What to do after a house fire
These steps can help you and your family recover after a house fire.
After suffering a house fire, it might be difficult to determine what to do next. These steps will help you get back on your feet:
- Find a safe place to stay. No matter the amount of damage, you likely can't stay in your own home. If staying with friends or family isn't an option, talk to your local disaster relief agency, such as the American Red Cross or Salvation Army. These organizations will help you find a safe place to stay temporarily.
- Contact your insurance agent. You'll need to start a claim and address your immediate needs. "Loss of use" funds from your insurance policy may cover living and other daily expenses. If you receive these funds or an advance on your claim, save all receipts and keep a detailed record of all purchases. Your insurance agent should also be able to help you secure your property and offer recommendations for cleaning up or restoring salvageable items.
- Protect your home. Even though your home is damaged and you may not be able to stay there, as the owner you still need to protect it as much as possible from both weather and unlawful entry.
- Take care of your pets. Always have your pets checked by a veterinarian after a fire. Your pets' lungs can be damaged by smoke and burns can hide under fur.
- Get a copy of the fire report. You can usually get fire reports from your local fire department. The report may be helpful in providing information for your insurance agency.

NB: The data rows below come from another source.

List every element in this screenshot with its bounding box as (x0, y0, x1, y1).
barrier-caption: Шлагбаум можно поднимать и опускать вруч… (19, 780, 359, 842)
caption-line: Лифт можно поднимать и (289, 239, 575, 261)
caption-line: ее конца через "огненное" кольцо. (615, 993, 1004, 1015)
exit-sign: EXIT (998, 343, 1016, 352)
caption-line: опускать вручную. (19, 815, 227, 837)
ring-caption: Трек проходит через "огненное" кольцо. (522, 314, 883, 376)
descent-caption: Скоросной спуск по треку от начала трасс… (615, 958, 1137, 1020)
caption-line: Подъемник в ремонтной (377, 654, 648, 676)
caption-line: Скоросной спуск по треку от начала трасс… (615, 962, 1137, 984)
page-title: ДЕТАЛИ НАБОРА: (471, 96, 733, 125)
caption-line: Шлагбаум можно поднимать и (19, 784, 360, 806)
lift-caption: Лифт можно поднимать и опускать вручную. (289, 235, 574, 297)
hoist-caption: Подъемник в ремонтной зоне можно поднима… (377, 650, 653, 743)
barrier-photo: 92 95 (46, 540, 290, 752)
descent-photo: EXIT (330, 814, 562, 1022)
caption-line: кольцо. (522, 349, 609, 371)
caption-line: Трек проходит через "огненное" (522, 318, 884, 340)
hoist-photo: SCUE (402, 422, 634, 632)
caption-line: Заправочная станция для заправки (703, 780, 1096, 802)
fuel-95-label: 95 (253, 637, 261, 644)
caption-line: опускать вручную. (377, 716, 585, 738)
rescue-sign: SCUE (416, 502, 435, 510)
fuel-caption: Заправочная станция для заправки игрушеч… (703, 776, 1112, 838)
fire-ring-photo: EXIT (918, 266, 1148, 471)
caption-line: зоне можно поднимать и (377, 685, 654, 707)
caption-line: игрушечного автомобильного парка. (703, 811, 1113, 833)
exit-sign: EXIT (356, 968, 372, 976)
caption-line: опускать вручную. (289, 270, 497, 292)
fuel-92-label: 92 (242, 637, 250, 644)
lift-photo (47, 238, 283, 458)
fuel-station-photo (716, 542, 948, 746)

- Address your finances. You'll still need to make mortgage payments — even if your home is destroyed. You'll also need to continue any car payments and replace any credit or debit cards that may have been destroyed in the house fire.
- Recover your possessions. Items destroyed in a house fire are usually covered by insurance. Typically, the homeowners policy is a replacement-cost policy. When that's the case, and a loss occurs, you will receive the actual cash value of your damaged items at the time of settlement and may recover the replacement cost once the items have been replaced. To help make sure everything is accounted for, keep a home inventory of your possessions. This inventory should include the date of purchase, cost at purchase and description of each item, wherever possible.
- Take care of your family's mental health. Disasters can make it difficult to cope. This is particularly true of children. Be patient with yourself as you work through any stress caused by the fire. If you or others in your family are having difficulty coping, seek support.
Before you find yourself dealing with a loss, it's a good idea to familiarize yourself with your insurance policy and its coverages. Reviewing it can help you understand ahead of time what will be taken care of if a loss occurs — and what your responsibilities are.